Commonly (and carelessly) used terms like “Islamic architecture” or “Islamic city” remain highly contentious because they designate monolithic, faith-based conceptualizations that fall short of reflecting the actual historical, cultural and geographic diversity of Muslim societies and built environments across the globe. Almost two centuries after the unleashing of initial reforms by local dynastic rulers and/or by European colonial powers (France and Britain in particular) to modernize local institutions, architectures and cities along European models, the states and peoples of this vast region (extending from Morocco to Indonesia) are still struggling to come to terms with a complex and contentious history of modernization and everything from borders to identities still seem to be in flux. After many experiments with modern architecture and urbanism in the 20th century, as well as various “national styles” and regionalist discourses proposed along the way, today the architectural and urban scene reflects the trans-national forces of global markets and neo-liberal urbanism on the one hand, and the rise of political Islam and the reassertion of Muslim identity on the other. At the same time, landscapes of war and destruction, zones of conflict, displacement of large populations and the increasing permanence of refugee camps have now emerged as new topics that seem poised to preoccupy design disciplines for many decades to come.

Addressing the above from a trans-national and comparative perspective and following a loosely chronological structure spanning 19th and 20th centuries, this lecture/ discussion course looks at the role of architectural, urban and spatial practices in the making (and continuous re-negotiation) of modern national identities across predominantly Muslim lands extending from North Africa to the Asian Subcontinent.
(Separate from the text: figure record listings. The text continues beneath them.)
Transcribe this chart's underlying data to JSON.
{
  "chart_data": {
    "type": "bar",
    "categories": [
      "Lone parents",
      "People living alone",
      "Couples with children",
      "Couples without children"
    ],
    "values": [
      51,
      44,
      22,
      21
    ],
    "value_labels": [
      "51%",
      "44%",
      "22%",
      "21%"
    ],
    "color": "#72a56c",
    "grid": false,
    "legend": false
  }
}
Avoiding the western/non-western binary, which privileges the “west” as the exclusive source of modern transformations in other parts of the world, it explores how imported discourses of modern architecture and urbanism are contested, selectively appropriated and transformed in the periphery, reflecting the complex internal dynamics and the specific national projects of these countries in their post-imperial and/or post-colonial encounters with modernity.  Thematic lectures will explore such topics as: legacies of colonial urbanism, the making of national capitals, grand projects of infrastructural modernization, politics of heritage, regionalist practices, urban informality, spaces of globalization, mosque construction and the architectures of conflict and displacement among others. Lectures will be complemented by more focused, in depth discussion of selected texts and projects to provoke a comparative understanding of the experiences of different countries, regions and experiments. A final research paper required.